そう言うと、俺はメイジーの手を両手で握った。


「そ、そんなもったいないお言葉ですわ……!し、失礼します!」


メイジーは耳を真っ赤にして走っていった。



「イチャイチャして楽しそうだよね」



「は?」


横で見ていたカトリーナが突っかかってくる。


「サタンも美人にすり寄られて鼻の下伸ばしちゃってさ。
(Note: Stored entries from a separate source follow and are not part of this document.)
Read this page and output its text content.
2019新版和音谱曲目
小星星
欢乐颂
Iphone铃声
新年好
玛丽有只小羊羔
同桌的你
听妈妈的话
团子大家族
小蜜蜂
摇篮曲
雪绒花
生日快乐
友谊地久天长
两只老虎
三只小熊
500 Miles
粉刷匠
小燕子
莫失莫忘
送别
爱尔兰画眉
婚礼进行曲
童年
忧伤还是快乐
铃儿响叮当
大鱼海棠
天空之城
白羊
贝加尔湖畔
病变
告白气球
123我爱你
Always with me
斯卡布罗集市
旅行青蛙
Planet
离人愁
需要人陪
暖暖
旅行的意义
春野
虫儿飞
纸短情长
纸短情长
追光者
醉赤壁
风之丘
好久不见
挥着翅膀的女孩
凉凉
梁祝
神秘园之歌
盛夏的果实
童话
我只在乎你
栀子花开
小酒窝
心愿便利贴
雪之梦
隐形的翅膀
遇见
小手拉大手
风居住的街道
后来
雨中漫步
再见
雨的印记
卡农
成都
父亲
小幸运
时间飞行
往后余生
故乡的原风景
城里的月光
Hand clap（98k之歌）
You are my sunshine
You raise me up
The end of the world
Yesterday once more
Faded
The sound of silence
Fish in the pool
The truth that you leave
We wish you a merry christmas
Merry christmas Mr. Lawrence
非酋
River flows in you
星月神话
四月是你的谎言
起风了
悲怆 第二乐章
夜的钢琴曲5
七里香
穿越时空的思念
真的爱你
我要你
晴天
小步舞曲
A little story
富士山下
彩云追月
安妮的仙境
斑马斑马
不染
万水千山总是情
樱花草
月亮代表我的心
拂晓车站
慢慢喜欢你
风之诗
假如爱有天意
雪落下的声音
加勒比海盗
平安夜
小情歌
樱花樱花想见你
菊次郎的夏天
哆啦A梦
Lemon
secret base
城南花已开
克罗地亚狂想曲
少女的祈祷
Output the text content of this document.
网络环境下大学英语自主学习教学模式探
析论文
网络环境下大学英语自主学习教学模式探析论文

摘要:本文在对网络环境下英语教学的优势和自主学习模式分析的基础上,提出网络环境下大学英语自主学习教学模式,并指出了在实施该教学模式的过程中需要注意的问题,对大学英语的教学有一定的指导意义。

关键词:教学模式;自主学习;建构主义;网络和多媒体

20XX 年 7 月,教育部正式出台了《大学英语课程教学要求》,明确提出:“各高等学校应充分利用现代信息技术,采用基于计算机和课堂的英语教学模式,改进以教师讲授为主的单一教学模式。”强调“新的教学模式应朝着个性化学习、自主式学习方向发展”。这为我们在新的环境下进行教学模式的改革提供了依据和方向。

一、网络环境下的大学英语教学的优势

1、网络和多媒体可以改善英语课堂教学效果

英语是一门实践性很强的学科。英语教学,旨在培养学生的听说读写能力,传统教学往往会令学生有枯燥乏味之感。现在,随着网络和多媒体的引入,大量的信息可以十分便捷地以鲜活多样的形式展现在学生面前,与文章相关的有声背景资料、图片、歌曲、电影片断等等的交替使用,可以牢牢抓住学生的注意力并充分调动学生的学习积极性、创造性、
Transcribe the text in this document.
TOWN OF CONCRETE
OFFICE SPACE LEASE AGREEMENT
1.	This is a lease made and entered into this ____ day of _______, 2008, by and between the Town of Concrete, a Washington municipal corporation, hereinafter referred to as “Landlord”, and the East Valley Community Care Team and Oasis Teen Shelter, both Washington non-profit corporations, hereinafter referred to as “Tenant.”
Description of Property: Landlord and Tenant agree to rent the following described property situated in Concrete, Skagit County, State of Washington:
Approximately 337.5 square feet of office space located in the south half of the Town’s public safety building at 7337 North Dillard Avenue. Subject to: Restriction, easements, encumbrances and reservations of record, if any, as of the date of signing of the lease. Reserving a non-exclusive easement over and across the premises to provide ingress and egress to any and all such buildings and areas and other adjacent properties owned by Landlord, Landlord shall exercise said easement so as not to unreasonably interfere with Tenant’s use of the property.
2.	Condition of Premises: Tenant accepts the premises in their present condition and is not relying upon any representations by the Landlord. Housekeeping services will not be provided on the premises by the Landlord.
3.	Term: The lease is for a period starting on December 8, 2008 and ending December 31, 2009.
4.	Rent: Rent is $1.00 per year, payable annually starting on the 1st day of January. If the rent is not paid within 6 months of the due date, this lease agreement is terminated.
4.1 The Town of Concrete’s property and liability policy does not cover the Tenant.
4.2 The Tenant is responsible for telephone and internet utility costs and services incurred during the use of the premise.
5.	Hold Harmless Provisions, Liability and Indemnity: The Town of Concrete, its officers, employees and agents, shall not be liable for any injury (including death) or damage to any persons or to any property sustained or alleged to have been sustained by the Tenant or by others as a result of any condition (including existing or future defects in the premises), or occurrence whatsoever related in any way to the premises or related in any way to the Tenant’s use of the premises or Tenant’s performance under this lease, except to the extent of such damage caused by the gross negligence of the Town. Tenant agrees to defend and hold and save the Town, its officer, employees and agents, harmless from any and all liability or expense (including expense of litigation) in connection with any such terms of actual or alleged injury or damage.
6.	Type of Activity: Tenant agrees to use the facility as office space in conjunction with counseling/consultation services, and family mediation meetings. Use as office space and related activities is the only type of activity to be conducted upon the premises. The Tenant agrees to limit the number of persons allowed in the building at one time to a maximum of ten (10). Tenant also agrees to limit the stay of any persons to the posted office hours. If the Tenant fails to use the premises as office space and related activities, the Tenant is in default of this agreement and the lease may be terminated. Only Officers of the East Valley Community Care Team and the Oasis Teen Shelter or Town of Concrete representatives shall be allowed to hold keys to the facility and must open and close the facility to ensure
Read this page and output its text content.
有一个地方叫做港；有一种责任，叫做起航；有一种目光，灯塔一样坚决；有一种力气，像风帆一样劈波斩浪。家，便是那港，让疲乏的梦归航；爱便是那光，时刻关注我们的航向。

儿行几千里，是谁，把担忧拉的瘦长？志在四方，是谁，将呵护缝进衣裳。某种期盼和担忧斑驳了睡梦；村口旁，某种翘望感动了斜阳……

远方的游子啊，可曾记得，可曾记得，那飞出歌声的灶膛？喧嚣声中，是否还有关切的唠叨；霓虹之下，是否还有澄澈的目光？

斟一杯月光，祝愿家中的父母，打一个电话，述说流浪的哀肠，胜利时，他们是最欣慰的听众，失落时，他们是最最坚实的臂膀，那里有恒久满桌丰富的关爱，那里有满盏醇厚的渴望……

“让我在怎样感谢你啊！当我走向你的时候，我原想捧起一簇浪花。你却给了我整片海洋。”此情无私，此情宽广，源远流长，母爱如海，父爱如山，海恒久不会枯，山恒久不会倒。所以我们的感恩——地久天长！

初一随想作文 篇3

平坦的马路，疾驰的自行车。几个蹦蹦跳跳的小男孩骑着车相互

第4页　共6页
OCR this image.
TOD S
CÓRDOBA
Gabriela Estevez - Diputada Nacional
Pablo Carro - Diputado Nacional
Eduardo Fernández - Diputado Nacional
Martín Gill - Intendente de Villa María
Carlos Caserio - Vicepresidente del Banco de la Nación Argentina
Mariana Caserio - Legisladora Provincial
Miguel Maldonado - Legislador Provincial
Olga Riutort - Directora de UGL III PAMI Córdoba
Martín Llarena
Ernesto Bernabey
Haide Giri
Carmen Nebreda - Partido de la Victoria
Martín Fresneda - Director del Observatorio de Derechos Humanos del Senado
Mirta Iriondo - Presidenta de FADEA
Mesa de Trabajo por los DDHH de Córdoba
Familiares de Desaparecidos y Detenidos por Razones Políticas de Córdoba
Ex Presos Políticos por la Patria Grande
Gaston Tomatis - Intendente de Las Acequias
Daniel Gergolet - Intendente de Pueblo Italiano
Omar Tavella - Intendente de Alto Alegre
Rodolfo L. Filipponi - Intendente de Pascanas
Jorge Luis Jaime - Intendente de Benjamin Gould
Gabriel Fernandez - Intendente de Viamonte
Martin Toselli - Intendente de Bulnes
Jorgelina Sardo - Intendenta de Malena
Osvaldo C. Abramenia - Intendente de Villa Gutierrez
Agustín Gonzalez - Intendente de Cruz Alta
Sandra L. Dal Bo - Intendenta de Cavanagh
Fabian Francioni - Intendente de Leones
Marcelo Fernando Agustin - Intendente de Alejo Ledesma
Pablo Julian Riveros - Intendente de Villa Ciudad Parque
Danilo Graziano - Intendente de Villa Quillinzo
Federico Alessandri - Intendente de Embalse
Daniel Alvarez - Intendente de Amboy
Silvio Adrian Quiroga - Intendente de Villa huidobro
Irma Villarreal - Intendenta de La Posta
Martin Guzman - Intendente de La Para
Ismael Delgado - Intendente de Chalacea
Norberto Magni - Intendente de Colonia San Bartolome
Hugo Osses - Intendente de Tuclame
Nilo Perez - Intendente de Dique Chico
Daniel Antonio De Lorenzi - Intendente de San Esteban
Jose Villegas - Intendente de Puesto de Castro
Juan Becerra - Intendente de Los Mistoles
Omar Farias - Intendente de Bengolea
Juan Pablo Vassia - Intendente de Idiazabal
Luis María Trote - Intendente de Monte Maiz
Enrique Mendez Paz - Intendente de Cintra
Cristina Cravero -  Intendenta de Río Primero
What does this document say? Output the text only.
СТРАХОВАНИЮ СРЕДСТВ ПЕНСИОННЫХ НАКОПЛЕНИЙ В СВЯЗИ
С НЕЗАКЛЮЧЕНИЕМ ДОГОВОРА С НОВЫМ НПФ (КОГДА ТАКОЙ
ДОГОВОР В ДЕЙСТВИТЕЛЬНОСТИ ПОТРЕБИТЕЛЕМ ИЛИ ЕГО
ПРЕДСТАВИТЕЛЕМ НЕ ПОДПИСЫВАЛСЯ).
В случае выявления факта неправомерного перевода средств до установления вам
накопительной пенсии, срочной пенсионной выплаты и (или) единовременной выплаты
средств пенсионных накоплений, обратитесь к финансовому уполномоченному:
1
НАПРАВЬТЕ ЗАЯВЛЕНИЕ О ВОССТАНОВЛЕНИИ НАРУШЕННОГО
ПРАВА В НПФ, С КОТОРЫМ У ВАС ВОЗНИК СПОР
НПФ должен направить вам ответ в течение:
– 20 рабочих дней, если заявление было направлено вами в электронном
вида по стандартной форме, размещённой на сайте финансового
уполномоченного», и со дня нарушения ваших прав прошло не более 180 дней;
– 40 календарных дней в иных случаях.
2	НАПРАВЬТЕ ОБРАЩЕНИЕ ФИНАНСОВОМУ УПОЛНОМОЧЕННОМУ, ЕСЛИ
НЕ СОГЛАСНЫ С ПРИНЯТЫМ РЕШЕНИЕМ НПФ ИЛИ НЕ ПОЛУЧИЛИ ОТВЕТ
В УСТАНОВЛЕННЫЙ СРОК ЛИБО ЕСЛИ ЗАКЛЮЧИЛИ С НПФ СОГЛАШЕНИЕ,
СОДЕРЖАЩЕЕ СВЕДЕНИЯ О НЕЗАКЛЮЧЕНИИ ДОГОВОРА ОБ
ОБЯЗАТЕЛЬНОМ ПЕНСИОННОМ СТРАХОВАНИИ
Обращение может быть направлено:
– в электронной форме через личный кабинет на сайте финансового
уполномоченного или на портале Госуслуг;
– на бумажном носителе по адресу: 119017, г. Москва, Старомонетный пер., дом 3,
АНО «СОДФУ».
キモいよね」


「いや、そんなこと全然ねぇよ!」


「メイジーは"給湯室へ呼び出し"しなきゃかな?」


「おい、よせよ!お局みたいなことは!」



「だって、あたしだって……」



「ん?何か言いたいことがあるのか?」


「サタンはあたしがどれだけ頑張って登録者増やしてるかなんて知らないでしょ!」


「い、いや、それは……」


「それはお前が勝手にやってることだろ」と言いそうになったが、カトリーナの泣きそうな顔を見て、言うのをやめた。


「動画の編集だって大変なんだぞ!」


「お、おう……」


「あと投げ銭に対してお礼言うのだって!」


たしかにカトリーナは事あるごとに、ポーポー公爵に向かって「○○さん、ありがとうございます〜」とか言っていた。


「そ、そうなのか……」


「お金だって、まだちょっとだけど、頑張って収益化したんだぞ!」


「わ、わかったよ……」


「わかってねーだろ!このスカタン!!」


「い、いや……」


「わかってたらメイジーにヘラヘラして、手握ったりしないだろ!?ケツ穴拭った指でよぉ〜!?」


「口悪すぎだろ!」



「もういいよ!サタンのバカーーー!!暴露系プーチューパーにDM送ってやるーー!!」



「よせよ!」


「うわーーーーん!!」


泣きながらカトリーナは走り去って行った。


「なんなんだ、あいつは……」


よくわからなかったが、ひとまず俺はF5-3駐屯地に向けて歩き出した。